Problem 25

Question

For the frequency distribution :where \(00\), the standard deviation cannot be: \(\quad\) [Sep. 03, 2020 (I)] (a) 4 (b) 1 (c) 6 (d) 2

Step-by-Step Solution

Verified
Answer
The standard deviation cannot be 6.
1Step 1: Understand the properties of standard deviation
The standard deviation quantifies the amount of variation or dispersion in a set of values.
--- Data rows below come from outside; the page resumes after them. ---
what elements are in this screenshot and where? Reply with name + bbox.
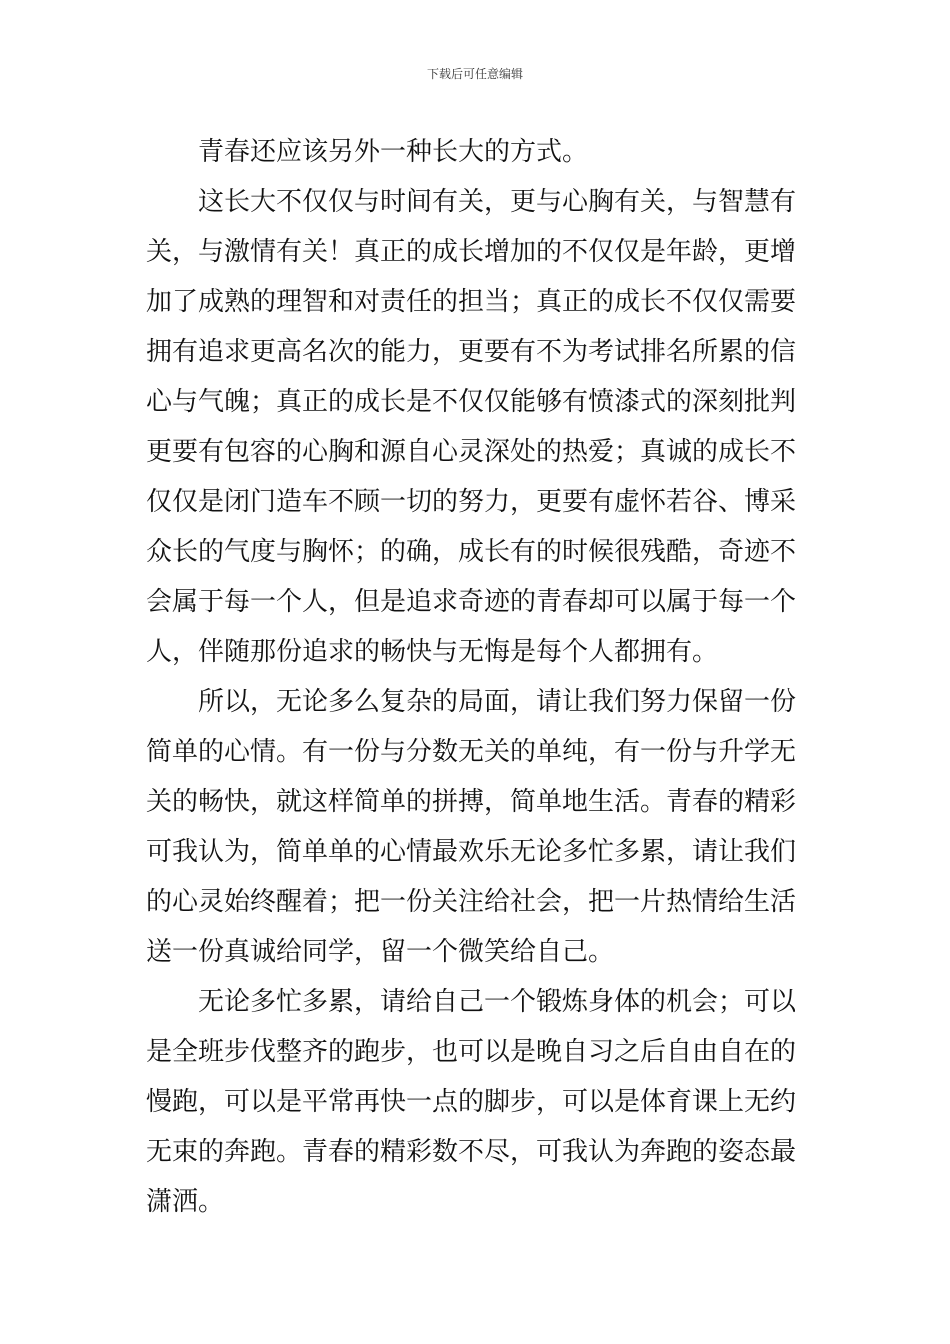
paragraph-1: 青春还应该另外一种长大的方式。 <box>198 137 589 167</box>
page-header: 下载后可任意编辑 <box>426 67 523 81</box>
paragraph-2: 这长大不仅仅与时间有关，更与心胸有关，与智慧有关，与激情有关！真正的成长增加的不仅仅是年龄，更增加了成熟的理智和对责任的担当；真正的成长不仅仅需要拥有追求更高名次的能力，更要有不为考试排名所累的信心与气魄；真正的成长是不仅仅能够有愤漆式的深刻批判更要有包容的心胸和源自心灵深处的热爱；真诚的成长不仅仅是闭门造车不顾一切的努力，更要有虚怀若谷、博采众长的气度与胸怀；的确，成长有的时候很残酷，奇迹不会属于每一个人，但是追求奇迹的青春却可以属于每一个人，伴随那份追求的畅快与无悔是每个人都拥有。 <box>146 187 797 667</box>
paragraph-4: 无论多忙多累，请给自己一个锻炼身体的机会；可以是全班步伐整齐的跑步，也可以是晚自习之后自由自在的慢跑，可以是平常再快一点的脚步，可以是体育课上无约无束的奔跑。青春的精彩数不尽，可我认为奔跑的姿态最潇洒。 <box>146 987 797 1217</box>
document-body <box>146 127 812 1227</box>
paragraph-3: 所以，无论多么复杂的局面，请让我们努力保留一份简单的心情。有一份与分数无关的单纯，有一份与升学无关的畅快，就这样简单的拼搏，简单地生活。青春的精彩可我认为，简单单的心情最欢乐无论多忙多累，请让我们的心灵始终醒着；把一份关注给社会，把一片热情给生活送一份真诚给同学，留一个微笑给自己。 <box>146 687 797 967</box>
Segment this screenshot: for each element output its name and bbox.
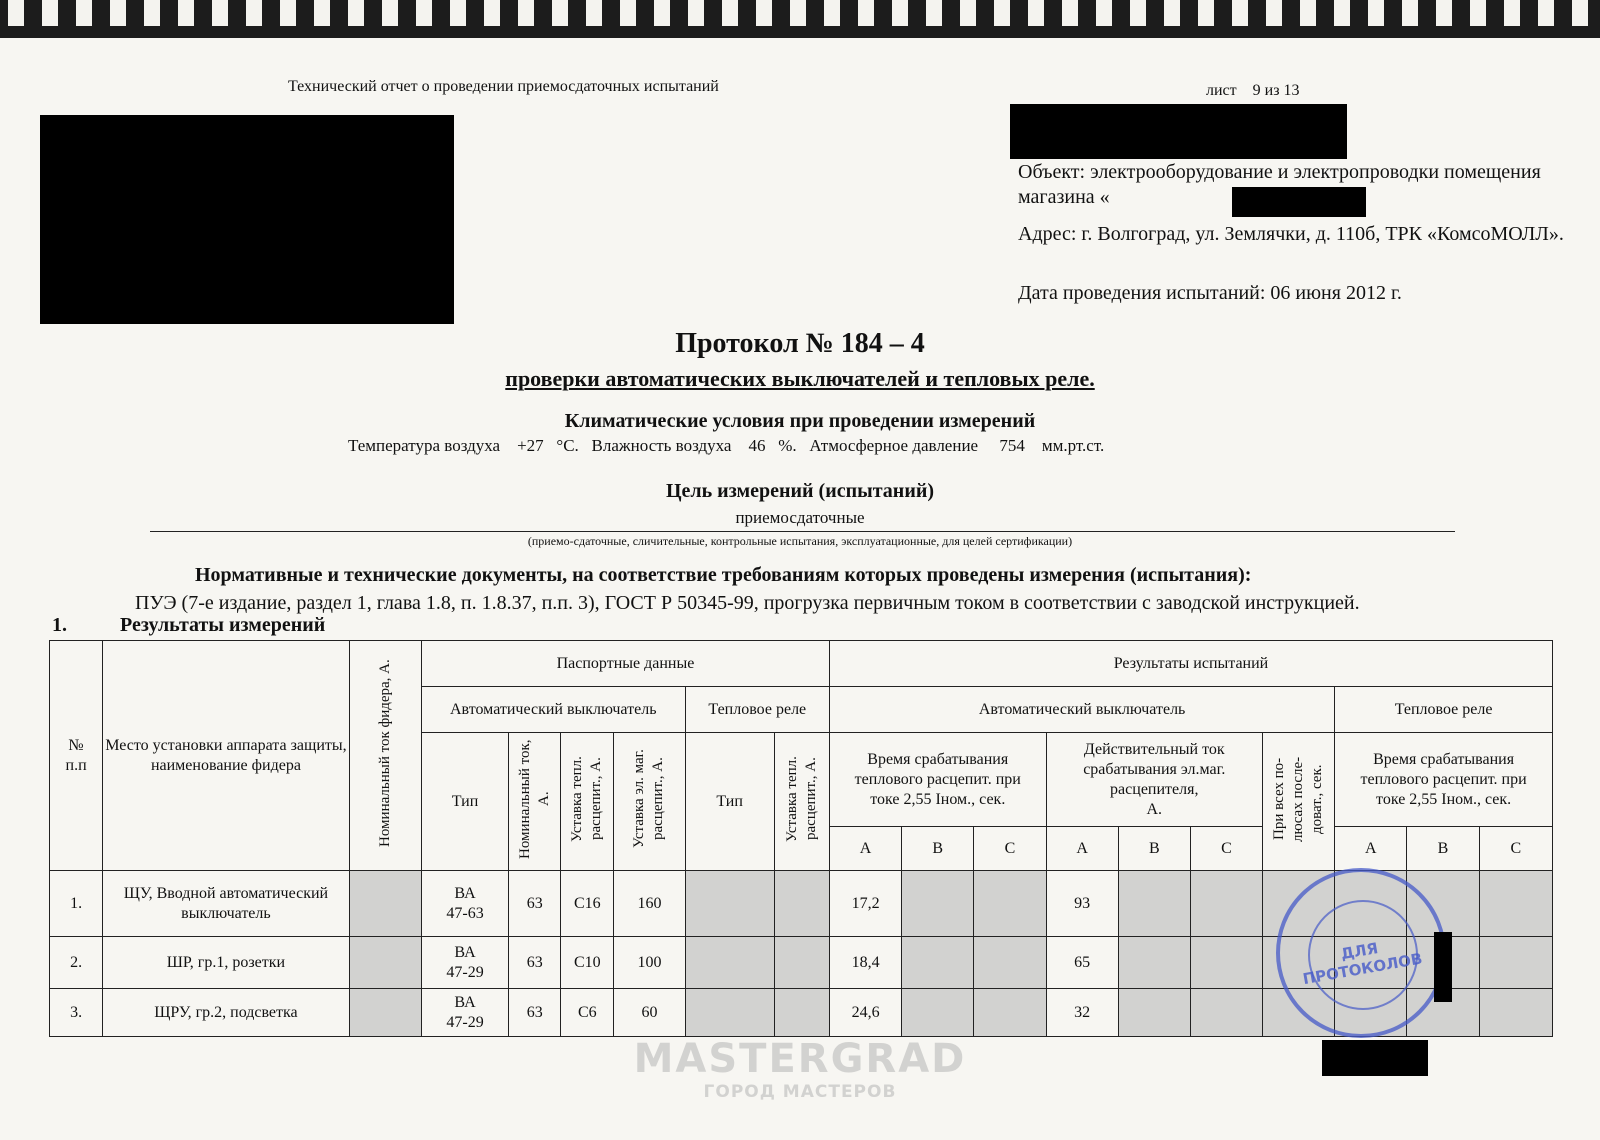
header-auto-switch: Автоматический выключатель	[421, 687, 685, 733]
header-test-results: Результаты испытаний	[830, 641, 1553, 687]
row-relay-type	[685, 937, 774, 989]
row-current-a: 32	[1046, 989, 1118, 1037]
phase-a-1: А	[830, 827, 902, 871]
row-time-c	[974, 989, 1046, 1037]
binder-hole	[178, 0, 194, 26]
row-thermal: С10	[561, 937, 614, 989]
header-actual-current: Действительный ток срабатывания эл.маг. расцепителя, А.	[1046, 733, 1263, 827]
row-place: ШР, гр.1, розетки	[103, 937, 350, 989]
binder-hole	[586, 0, 602, 26]
binder-hole	[1334, 0, 1350, 26]
binder-hole	[416, 0, 432, 26]
goal-value: приемосдаточные	[735, 508, 865, 527]
row-current-c	[1190, 937, 1262, 989]
row-feeder-current	[349, 989, 421, 1037]
binder-hole	[1470, 0, 1486, 26]
header-num: № п.п	[50, 641, 103, 871]
binder-hole	[110, 0, 126, 26]
header-relay-type: Тип	[685, 733, 774, 871]
climate-title: Климатические условия при проведении измерений	[564, 410, 1036, 432]
binder-hole	[824, 0, 840, 26]
norms-text: ПУЭ (7-е издание, раздел 1, глава 1.8, п. 1.8.37, п.п. 3), ГОСТ Р 50345-99, прогрузка первичным током в соответствии с заводской инструкцией.	[135, 592, 1360, 614]
row-magnetic: 100	[614, 937, 685, 989]
row-nominal: 63	[509, 989, 561, 1037]
phase-b-3: В	[1407, 827, 1479, 871]
binder-hole	[1164, 0, 1180, 26]
binder-hole	[76, 0, 92, 26]
row-current-b	[1118, 989, 1190, 1037]
header-all-poles: При всех по-люсах после-доват., сек.	[1263, 733, 1335, 871]
row-magnetic: 60	[614, 989, 685, 1037]
binder-hole	[212, 0, 228, 26]
row-relay-setting	[774, 937, 829, 989]
row-time-b	[902, 871, 974, 937]
phase-c-3: С	[1479, 827, 1552, 871]
lab-stamp	[1276, 868, 1446, 1038]
watermark-logo: MASTERGRAD	[633, 1036, 967, 1082]
sheet-number: лист 9 из 13	[1206, 82, 1300, 99]
section-title: Результаты измерений	[120, 614, 326, 636]
binder-hole	[450, 0, 466, 26]
header-relay-setting: Уставка тепл. расцепит., А.	[774, 733, 829, 871]
phase-c-2: С	[1190, 827, 1262, 871]
test-date: Дата проведения испытаний: 06 июня 2012 г.	[1018, 282, 1402, 304]
row-num: 3.	[50, 989, 103, 1037]
header-thermal-setting: Уставка тепл. расцепит., А.	[561, 733, 614, 871]
binder-hole	[858, 0, 874, 26]
binder-hole	[518, 0, 534, 26]
binder-hole	[1368, 0, 1384, 26]
header-res-thermal-relay: Тепловое реле	[1335, 687, 1553, 733]
row-time-c	[974, 937, 1046, 989]
header-nominal-current: Номинальный ток, А.	[509, 733, 561, 871]
row-time-a: 18,4	[830, 937, 902, 989]
binder-hole	[1436, 0, 1452, 26]
row-place: ЩУ, Вводной автоматический выключатель	[103, 871, 350, 937]
phase-b-2: В	[1118, 827, 1190, 871]
binder-hole	[1130, 0, 1146, 26]
binder-hole	[1232, 0, 1248, 26]
stamp-text: ДЛЯ ПРОТОКОЛОВ	[1301, 939, 1424, 989]
header-thermal-relay: Тепловое реле	[685, 687, 829, 733]
row-relay-setting	[774, 989, 829, 1037]
binder-hole	[1198, 0, 1214, 26]
row-type: ВА 47-63	[421, 871, 508, 937]
binder-hole	[722, 0, 738, 26]
row-thermal: С6	[561, 989, 614, 1037]
object-description: Объект: электрооборудование и электропроводки помещения магазина «	[1018, 161, 1541, 208]
row-magnetic: 160	[614, 871, 685, 937]
row-nominal: 63	[509, 937, 561, 989]
row-place: ЩРУ, гр.2, подсветка	[103, 989, 350, 1037]
header-passport: Паспортные данные	[421, 641, 829, 687]
binder-hole	[1096, 0, 1112, 26]
goal-title: Цель измерений (испытаний)	[665, 480, 935, 502]
row-num: 2.	[50, 937, 103, 989]
binder-hole	[314, 0, 330, 26]
binder-hole	[348, 0, 364, 26]
row-thermal: С16	[561, 871, 614, 937]
binder-hole	[144, 0, 160, 26]
binder-hole	[1028, 0, 1044, 26]
binder-hole	[960, 0, 976, 26]
protocol-title: Протокол № 184 – 4	[675, 328, 925, 359]
binder-hole	[756, 0, 772, 26]
binder-hole	[1300, 0, 1316, 26]
binder-hole	[620, 0, 636, 26]
redacted-signature-block	[1434, 932, 1452, 1002]
phase-a-3: А	[1335, 827, 1407, 871]
row-time-c	[974, 871, 1046, 937]
row-current-c	[1190, 989, 1262, 1037]
row-time-b	[902, 989, 974, 1037]
row-relay-setting	[774, 871, 829, 937]
row-relay-c	[1479, 937, 1552, 989]
header-magnetic-setting: Уставка эл. маг. расцепит., А.	[614, 733, 685, 871]
binder-hole	[688, 0, 704, 26]
phase-a-2: А	[1046, 827, 1118, 871]
binder-strip	[0, 0, 1600, 38]
binder-hole	[552, 0, 568, 26]
goal-underline	[150, 531, 1455, 532]
climate-conditions: Температура воздуха +27 °С. Влажность воздуха 46 %. Атмосферное давление 754 мм.рт.ст.	[348, 436, 1105, 455]
row-relay-c	[1479, 871, 1552, 937]
row-type: ВА 47-29	[421, 989, 508, 1037]
watermark-subtitle: ГОРОД МАСТЕРОВ	[703, 1082, 897, 1102]
binder-hole	[280, 0, 296, 26]
norms-title: Нормативные и технические документы, на соответствие требованиям которых проведены измерения (испытания):	[195, 564, 1252, 586]
binder-hole	[1062, 0, 1078, 26]
header-type: Тип	[421, 733, 508, 871]
binder-hole	[8, 0, 24, 26]
object-address: Адрес: г. Волгоград, ул. Землячки, д. 110б, ТРК «КомсоМОЛЛ».	[1018, 223, 1564, 245]
report-title: Технический отчет о проведении приемосдаточных испытаний	[288, 78, 719, 95]
phase-c-1: С	[974, 827, 1046, 871]
header-res-auto-switch: Автоматический выключатель	[830, 687, 1335, 733]
section-number: 1.	[52, 614, 67, 636]
redacted-block-logo	[40, 115, 454, 324]
row-type: ВА 47-29	[421, 937, 508, 989]
phase-b-1: В	[902, 827, 974, 871]
row-time-a: 24,6	[830, 989, 902, 1037]
row-current-b	[1118, 937, 1190, 989]
row-num: 1.	[50, 871, 103, 937]
row-relay-c	[1479, 989, 1552, 1037]
binder-hole	[892, 0, 908, 26]
goal-note: (приемо-сдаточные, сличительные, контрольные испытания, эксплуатационные, для целей сертификации)	[527, 534, 1073, 548]
header-feeder-current: Номинальный ток фидера, А.	[349, 641, 421, 871]
binder-hole	[382, 0, 398, 26]
row-relay-type	[685, 989, 774, 1037]
binder-hole	[484, 0, 500, 26]
protocol-subtitle: проверки автоматических выключателей и тепловых реле.	[505, 366, 1095, 391]
row-current-c	[1190, 871, 1262, 937]
row-feeder-current	[349, 937, 421, 989]
row-current-a: 65	[1046, 937, 1118, 989]
binder-hole	[790, 0, 806, 26]
row-nominal: 63	[509, 871, 561, 937]
binder-hole	[1572, 0, 1588, 26]
binder-hole	[246, 0, 262, 26]
row-relay-type	[685, 871, 774, 937]
binder-hole	[42, 0, 58, 26]
row-time-a: 17,2	[830, 871, 902, 937]
binder-hole	[654, 0, 670, 26]
header-time-relay: Время срабатывания теплового расцепит. при токе 2,55 Iном., сек.	[1335, 733, 1553, 827]
binder-hole	[1266, 0, 1282, 26]
binder-hole	[1538, 0, 1554, 26]
row-feeder-current	[349, 871, 421, 937]
header-place: Место установки аппарата защиты, наименование фидера	[103, 641, 350, 871]
row-current-b	[1118, 871, 1190, 937]
row-current-a: 93	[1046, 871, 1118, 937]
row-time-b	[902, 937, 974, 989]
redacted-block-top-right	[1010, 104, 1347, 159]
header-time-thermal: Время срабатывания теплового расцепит. при токе 2,55 Iном., сек.	[830, 733, 1047, 827]
binder-hole	[926, 0, 942, 26]
binder-hole	[1504, 0, 1520, 26]
binder-hole	[994, 0, 1010, 26]
binder-hole	[1402, 0, 1418, 26]
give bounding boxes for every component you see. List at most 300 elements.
For all values of a distribution to be greater than 0 and less than 10, the standard deviation provides a measure of how spread out these values are around the mean.
2Step 2: Analyze the given range
In this problem, the values are between 0 and 10. This means that the greatest possible range (difference between the maximum and minimum) is 10. This range imposes a maximum possible spread for the data, and consequently a maximum possible standard deviation.
3Step 3: Consider possible standard deviation values
The maximum standard deviation occurs when all data points are at the extremes (for example, half of them at 0 and half at 10), which would theoretically provide the highest spread. However, this is not possible considering there are 15 intervals, not two extreme values fully employed.
4Step 4: Calculate the maximal standard deviation
If we consider an evenly distributed set of values across the intervals from 0 to 10, the spread will be maximized theoretically nearer to half of this range. Extreme concentration of values at 0 and 10 would result in much less practical standard deviation than if evenly distributed in practice. Nonetheless, an SD greater than half the total absolute range (5) is not feasible.
5Step 5: Determine the impossibility
If we look at options given (1, 2, 4, 6), it becomes quickly apparent that a standard deviation of 6 exceeds the feasible spread within a 0 to 10 range. This is because 6 suggests too much dispersion relative to the actual values' spread.

Key Concepts

Frequency DistributionRangeVariationDispersion
Frequency Distribution
A frequency distribution is a way of showing how often each value in a set of data occurs. It's like creating a menu for data values and their frequencies, helping us see which values are common and which are rare. This is particularly useful when dealing with a large number of data points. Imagine you roll a die many times, and you want to know how many times each number appears. By organizing this data into a frequency distribution, you’ll be able to quickly see the frequency of each dice outcome.
Simply put:
  • Frequency distribution tables list unique data values alongside their frequencies.
  • They help in identifying data trends and patterns by illustrating how the data is spread across different values.
By visualizing how data is distributed, frequency distributions make it easier to calculate other statistical measures, such as the mean or standard deviation.
Range
The range in statistics is the simplest measure of dispersion. It's calculated by subtracting the smallest value from the largest value in a data set. This gives a sense of the spread or extent of the data. For example, if the smallest number in your data set is 2 and the largest is 10, the range is 8.
Considerations when using the range includes:
  • It only uses the two extreme values and ignores the rest of the data, making it sensitive to outliers.
  • A larger range means more spread out data, while a smaller range indicates data that is closer in value.
Though easy to compute, the range provides only a rough idea of variability, and is better used alongside more robust measures like the standard deviation.
Variation
Variation refers to the overall spread of a data set. It's crucial in statistics as it reflects how much the data points differ from the mean. A high variation means the data points are very spread out, while a low variation indicates they are tightly clustered around the mean.
Variation is often measured using variance or standard deviation. Here's how they help:
  • Variance: It averages the squared differences from the mean, offering a detailed view of data spread.
  • Standard Deviation: This is the square root of variance, providing an average distance from the mean, in the same units as the data.
Understanding variation aids in determining reliability and consistency within data sets, essential for statistical analysis and decision making.
Dispersion
Dispersion in statistics refers to the way data points are distributed or spread out. It provides insights into the variability within a data set. The more dispersed the values, the less likely they are to cluster around the mean.
Dispersion is crucial for understanding data as it helps identify:
  • How reliable an average is, by showing how much variation exists.
  • The presence of outliers, which can significantly impact data interpretation.
Tools like the range, variance, and standard deviation are often used to measure dispersion. By capturing how data is spread, dispersion enables researchers to better understand the distribution and predict behavior in similar datasets.